Logiciels pour apprendre et autre progiciels, internet, réseaux sociaux, tutos papier, audio et vidéo, et surtout aujourd’hui, l’IA (intelligence artificielle) visent à nous apprendre un certain nombre de savoirs en se passant de la parole. Pour autant, la transmission des maîtres et des experts va-t-elle réellement disparaître ?
TRIBUNE : Depuis des temps immémoriaux, la « parole » faisait partie de la seule voix de transmission, celle des savoir-faire, de l’histoire, des traditions locales et familiales, et même de la religion. Les religions musulmanes et hébraïques sont au départ, liées à la tradition orale. Les textes seront écrits bien plus tard après leur naissance. Les chrétiens transmettront oralement à partir des écrits (évangiles et épitres de Paul de TARCE). L’apparition de l’imprimerie facilitera la formation sur les contenus théoriques.

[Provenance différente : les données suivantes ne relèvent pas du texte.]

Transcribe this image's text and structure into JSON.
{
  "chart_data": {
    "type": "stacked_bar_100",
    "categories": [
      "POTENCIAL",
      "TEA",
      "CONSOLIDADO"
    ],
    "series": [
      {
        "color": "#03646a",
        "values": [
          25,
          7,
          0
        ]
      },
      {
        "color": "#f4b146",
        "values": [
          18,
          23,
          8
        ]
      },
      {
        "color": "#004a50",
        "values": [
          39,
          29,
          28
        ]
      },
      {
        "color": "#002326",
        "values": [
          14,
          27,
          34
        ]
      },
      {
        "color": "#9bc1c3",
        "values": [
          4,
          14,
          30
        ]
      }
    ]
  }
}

Au coin du feu, le grand-père transmettait l’histoire de la famille, l’histoire de sa vie… La parole donnée était sacrée et nul ne pouvait la trahir. Certains sont persuadés qu’écrire l’information, c’est la tuer ! Raison pour laquelle certains secrets (d’Etat ou autres), dévoilés à tort, sont publiés dans des journaux populaires peu crédibles… Au Moyen-Age, avant les taxes, on réunissait les notables du village et le dialogue était le suivant : - « Moi Jean Dubois, je suis bien le propriétaire de la ferme dite « les Hauts Près » ? ». Et, les notables d’acquiescer. « Je vous présente Pierre Garnier. Il achète ma ferme pour 500 écus ». On se frappait dans la main et la vente était réalisée sans autre forme de procès !

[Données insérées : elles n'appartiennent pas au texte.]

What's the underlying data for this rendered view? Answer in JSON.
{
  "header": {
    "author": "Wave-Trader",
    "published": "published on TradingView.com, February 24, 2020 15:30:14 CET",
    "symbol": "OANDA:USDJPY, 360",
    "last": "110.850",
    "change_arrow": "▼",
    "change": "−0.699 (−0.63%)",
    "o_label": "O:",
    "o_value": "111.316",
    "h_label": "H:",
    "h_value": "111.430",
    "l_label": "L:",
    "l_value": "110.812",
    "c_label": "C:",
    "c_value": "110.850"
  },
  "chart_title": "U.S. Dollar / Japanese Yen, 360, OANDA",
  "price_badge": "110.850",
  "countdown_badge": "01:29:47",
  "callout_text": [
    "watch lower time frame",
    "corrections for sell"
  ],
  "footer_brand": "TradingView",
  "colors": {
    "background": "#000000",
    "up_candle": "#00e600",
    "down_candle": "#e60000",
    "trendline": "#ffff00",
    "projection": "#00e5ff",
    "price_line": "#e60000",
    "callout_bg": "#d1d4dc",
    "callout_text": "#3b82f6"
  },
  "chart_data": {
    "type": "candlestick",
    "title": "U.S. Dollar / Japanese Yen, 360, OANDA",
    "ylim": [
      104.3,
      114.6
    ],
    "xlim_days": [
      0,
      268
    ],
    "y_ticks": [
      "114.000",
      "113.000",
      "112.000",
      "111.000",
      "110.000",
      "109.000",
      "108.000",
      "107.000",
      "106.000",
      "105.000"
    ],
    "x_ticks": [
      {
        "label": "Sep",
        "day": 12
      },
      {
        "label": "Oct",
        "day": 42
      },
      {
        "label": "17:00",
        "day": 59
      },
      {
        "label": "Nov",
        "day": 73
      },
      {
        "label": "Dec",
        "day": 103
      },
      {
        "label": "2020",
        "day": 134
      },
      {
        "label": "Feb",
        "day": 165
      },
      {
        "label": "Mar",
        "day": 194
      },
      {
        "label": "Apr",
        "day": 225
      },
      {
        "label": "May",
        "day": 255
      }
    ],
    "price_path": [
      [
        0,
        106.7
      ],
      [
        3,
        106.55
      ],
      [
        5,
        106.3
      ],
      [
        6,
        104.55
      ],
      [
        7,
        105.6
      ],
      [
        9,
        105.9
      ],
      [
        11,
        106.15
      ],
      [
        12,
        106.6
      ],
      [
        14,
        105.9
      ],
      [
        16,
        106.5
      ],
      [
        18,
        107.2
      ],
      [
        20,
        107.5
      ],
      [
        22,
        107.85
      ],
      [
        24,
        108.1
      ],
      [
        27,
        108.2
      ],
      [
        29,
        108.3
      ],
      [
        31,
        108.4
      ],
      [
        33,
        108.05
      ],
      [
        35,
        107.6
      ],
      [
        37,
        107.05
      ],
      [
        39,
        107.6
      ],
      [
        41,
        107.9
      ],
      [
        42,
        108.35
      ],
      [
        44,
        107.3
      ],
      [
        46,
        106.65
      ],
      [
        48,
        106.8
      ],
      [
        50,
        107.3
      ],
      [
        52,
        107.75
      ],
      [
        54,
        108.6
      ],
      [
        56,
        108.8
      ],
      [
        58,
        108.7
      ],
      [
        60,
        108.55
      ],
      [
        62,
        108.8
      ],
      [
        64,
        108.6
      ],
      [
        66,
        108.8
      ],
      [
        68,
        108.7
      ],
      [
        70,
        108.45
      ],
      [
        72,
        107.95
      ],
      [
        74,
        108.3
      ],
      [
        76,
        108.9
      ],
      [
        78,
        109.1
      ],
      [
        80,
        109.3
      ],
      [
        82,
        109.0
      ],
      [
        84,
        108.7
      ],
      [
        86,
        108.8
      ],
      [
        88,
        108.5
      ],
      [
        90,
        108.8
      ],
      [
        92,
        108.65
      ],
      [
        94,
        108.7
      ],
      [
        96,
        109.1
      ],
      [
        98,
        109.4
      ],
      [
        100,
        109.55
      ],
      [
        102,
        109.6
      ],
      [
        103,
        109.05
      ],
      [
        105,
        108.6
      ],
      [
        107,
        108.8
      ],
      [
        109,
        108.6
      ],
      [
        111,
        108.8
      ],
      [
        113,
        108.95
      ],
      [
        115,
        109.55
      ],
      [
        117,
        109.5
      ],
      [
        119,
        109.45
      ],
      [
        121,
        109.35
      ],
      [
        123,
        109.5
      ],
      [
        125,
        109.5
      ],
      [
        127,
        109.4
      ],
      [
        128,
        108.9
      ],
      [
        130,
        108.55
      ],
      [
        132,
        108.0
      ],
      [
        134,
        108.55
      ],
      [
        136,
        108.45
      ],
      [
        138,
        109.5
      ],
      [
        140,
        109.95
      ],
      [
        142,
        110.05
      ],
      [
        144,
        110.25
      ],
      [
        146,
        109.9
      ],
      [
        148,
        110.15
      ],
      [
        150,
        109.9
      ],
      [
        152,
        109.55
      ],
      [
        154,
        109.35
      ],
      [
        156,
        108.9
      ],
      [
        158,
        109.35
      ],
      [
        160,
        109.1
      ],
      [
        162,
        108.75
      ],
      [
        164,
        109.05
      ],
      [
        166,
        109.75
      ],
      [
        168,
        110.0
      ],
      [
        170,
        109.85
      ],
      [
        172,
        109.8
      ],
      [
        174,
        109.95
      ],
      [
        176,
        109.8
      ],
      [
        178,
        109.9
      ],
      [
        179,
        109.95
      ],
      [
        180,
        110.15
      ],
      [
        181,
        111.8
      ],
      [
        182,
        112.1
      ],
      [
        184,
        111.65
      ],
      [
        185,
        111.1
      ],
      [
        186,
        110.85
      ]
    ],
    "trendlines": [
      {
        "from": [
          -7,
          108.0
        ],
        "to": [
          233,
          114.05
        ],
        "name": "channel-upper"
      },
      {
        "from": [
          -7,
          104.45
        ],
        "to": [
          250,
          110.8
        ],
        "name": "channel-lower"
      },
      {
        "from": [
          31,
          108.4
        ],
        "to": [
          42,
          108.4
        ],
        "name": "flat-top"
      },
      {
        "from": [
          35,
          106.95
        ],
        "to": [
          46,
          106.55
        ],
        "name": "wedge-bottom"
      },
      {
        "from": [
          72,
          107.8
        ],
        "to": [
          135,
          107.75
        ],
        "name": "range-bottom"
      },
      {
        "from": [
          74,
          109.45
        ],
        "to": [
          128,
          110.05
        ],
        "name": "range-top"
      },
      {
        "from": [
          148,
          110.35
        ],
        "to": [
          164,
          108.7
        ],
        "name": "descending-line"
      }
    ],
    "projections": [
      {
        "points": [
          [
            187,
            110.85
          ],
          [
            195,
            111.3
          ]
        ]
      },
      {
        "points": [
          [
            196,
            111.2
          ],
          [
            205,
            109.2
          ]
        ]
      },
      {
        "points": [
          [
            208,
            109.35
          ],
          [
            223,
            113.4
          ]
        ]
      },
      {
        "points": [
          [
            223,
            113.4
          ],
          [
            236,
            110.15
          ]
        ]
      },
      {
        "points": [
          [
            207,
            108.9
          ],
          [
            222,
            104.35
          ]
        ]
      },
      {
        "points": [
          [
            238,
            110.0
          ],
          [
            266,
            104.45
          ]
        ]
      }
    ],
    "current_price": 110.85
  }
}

Ce fondement de la tradition orale dans la création d’entreprise est toujours valable. Le principe d’ «affectio societatis » définit l'intention de s'associer. Il est l’élément indispensable lors de la création d'une société. Il traduit la volonté des associés, traduite oralement, de collaborer ensemble à l'exploitation de son objet. Les applications en droit sont importantes et dangereuses pour qui les ignore ! Lorsque Rome envahit la Gaule, cette nouvelle civilisation va progressivement imposer la primauté de l’écrit sur l’oral.
La transmission intergénérationnelle est-elle toujours essentielle ?

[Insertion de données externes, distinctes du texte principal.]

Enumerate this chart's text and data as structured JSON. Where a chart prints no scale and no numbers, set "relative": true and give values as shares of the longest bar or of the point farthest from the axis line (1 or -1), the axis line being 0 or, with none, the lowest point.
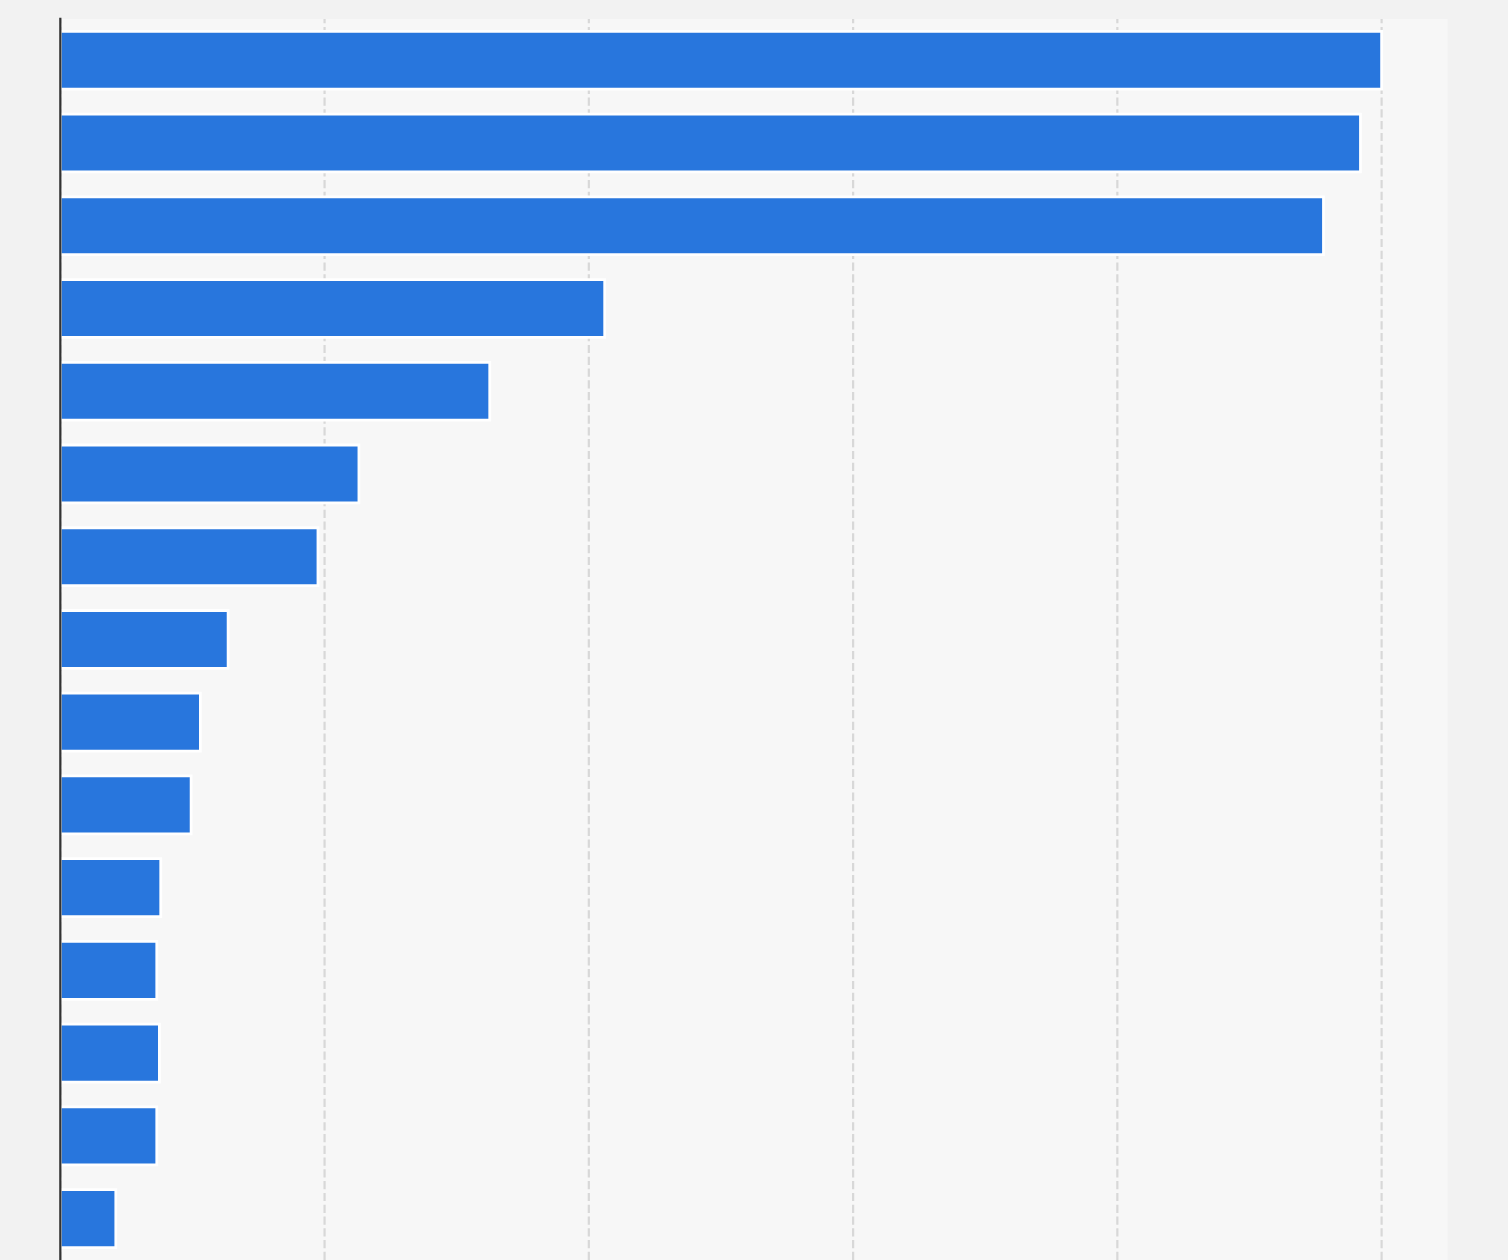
{
  "chart_data": {
    "type": "bar",
    "orientation": "horizontal",
    "relative": true,
    "grid": "x",
    "tick_labels": false,
    "color": "#2876dd",
    "categories": [
      null,
      null,
      null,
      null,
      null,
      null,
      null,
      null,
      null,
      null,
      null,
      null,
      null,
      null,
      null
    ],
    "values": [
      1,
      0.984,
      0.956,
      0.412,
      0.325,
      0.226,
      0.195,
      0.127,
      0.106,
      0.099,
      0.076,
      0.073,
      0.075,
      0.073,
      0.042
    ]
  }
}
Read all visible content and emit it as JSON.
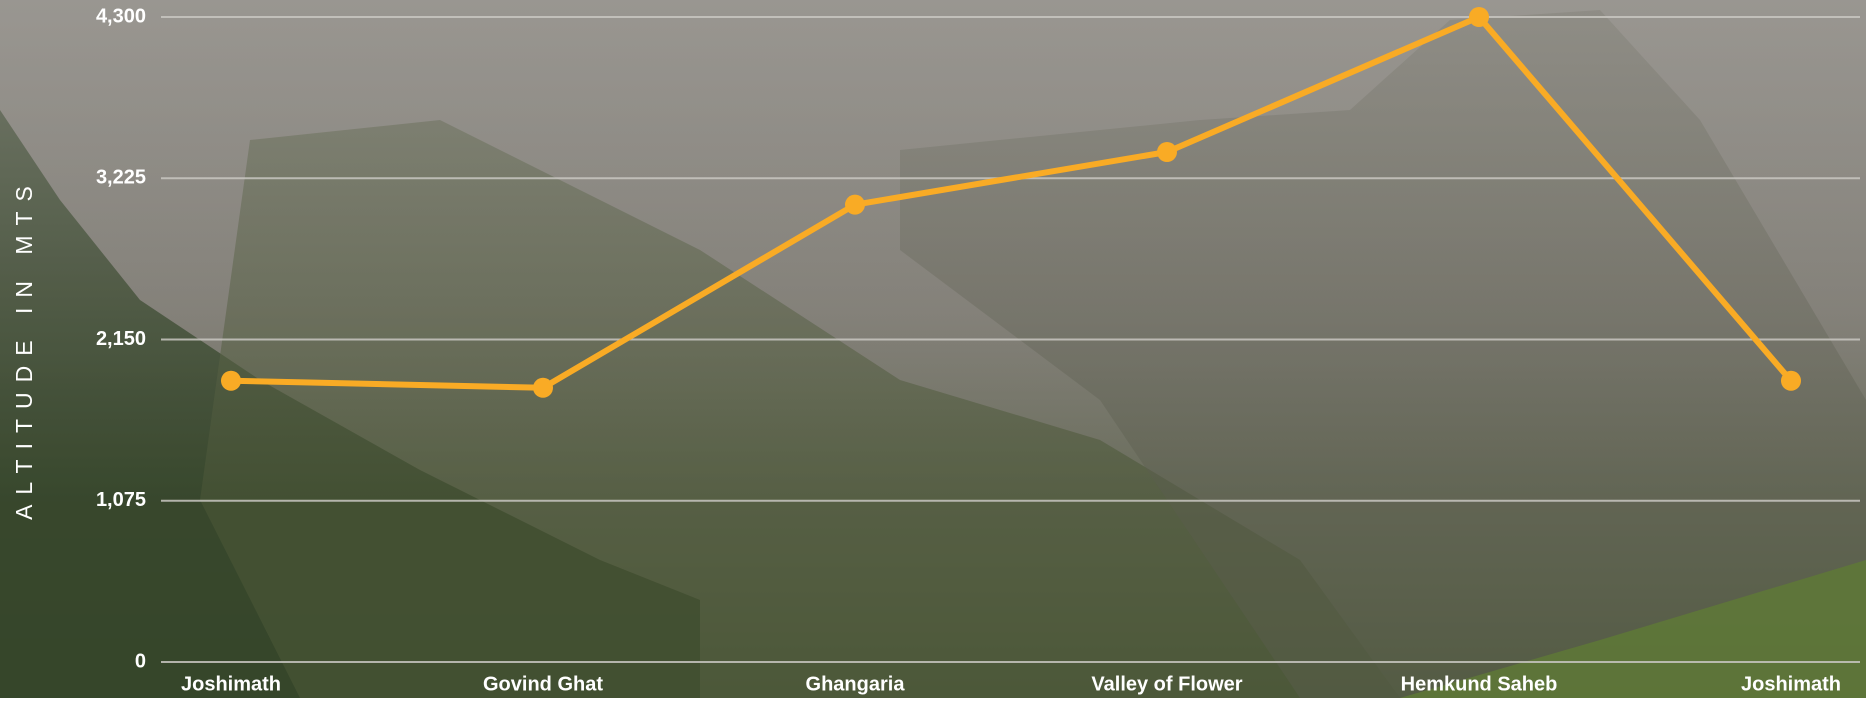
{
  "chart_data": {
    "type": "line",
    "y_label": "ALTITUDE IN MTS",
    "categories": [
      "Joshimath",
      "Govind Ghat",
      "Ghangaria",
      "Valley of Flower",
      "Hemkund Saheb",
      "Joshimath"
    ],
    "values": [
      1875,
      1828,
      3049,
      3400,
      4300,
      1875
    ],
    "color": "#f9ab25",
    "ylim": [
      0,
      4300
    ],
    "yticks": [
      0,
      {
        "value": 1075,
        "label": "1,075"
      },
      {
        "value": 2150,
        "label": "2,150"
      },
      {
        "value": 3225,
        "label": "3,225"
      },
      {
        "value": 4300,
        "label": "4,300"
      }
    ],
    "grid": true
  }
}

Les seniors ont le sentiment que les chaînes de transmission s’affaiblissent avec le temps, et que les jeunes vivent sur une planète très éloignée de la leur. Nos anciens éprouvent le besoin de préserver le lien, de transmettre les valeurs essentielles dont ils estiment être les dépositaires : le respect de l’autorité et l’ouverture à l’altérité. Cela répond aussi à une angoisse existentielle. On poursuit sa vie par ce que l’on dépose chez les plus jeunes, que ce soit des idéaux ou des recettes de cuisine. Les jeunes générations sont plus ambivalentes : elles n’ont aucune envie de recevoir des leçons de morale, mais restent friandes d’histoires du passé, de réflexions philosophiques…
Elles sont aussi demandeuses d’échanges intergénérationnels articulés autour du partage de savoir-faire, comme la cuisine, le bricolage ou le jardinage !
Quelles pistes pour assurer la transmission ?
Autrefois, la cohabitation intergénérationnelle était subie. Parents, enfants et aïeux habitaient ensemble, par tradition ou sans autre possibilité. Aujourd’hui, les familles se dispersent aux quatre coins de l’Hexagone ou de la planète : divorce, travail… Cette situation constitue des freins à la transmission, la rendant même impossible dans certains cas.
Il y va de la responsabilité de chacun : permettre aux plus jeunes de visiter les grands-parents afin qu’ils jouent leur rôle de courroie de transmission de la culture familiale. Lorsque juniors et seniors travaillent ensemble, dans une même entreprise.
Dans ce cadre, s’ajoute la transmission de savoir-faire et de l’expérience des plus âgés au bénéfice des plus jeunes. Ce n’est pas une relation à sens unique. Les plus expérimentés sont prêts à accueillir les apports de leurs cadets : la maîtrise des nouvelles technologies et des nouveaux processus. L’expérience n’a pas force de loi et les savants l’ont démontré. Mon père et mes aïeux, depuis la nuit des temps, ont témoigné : le soleil se lève chaque jour.
Pour autant, je ne peux en aucun cas, dire qu’il se lèvera demain, un autre jour ou éternellement… Avec la cuisine, on s’inscrit dans le partage du plaisir de faire ensemble et de manger. En transmettant leurs recettes, les anciens savent qu’ils vont laisser une trace.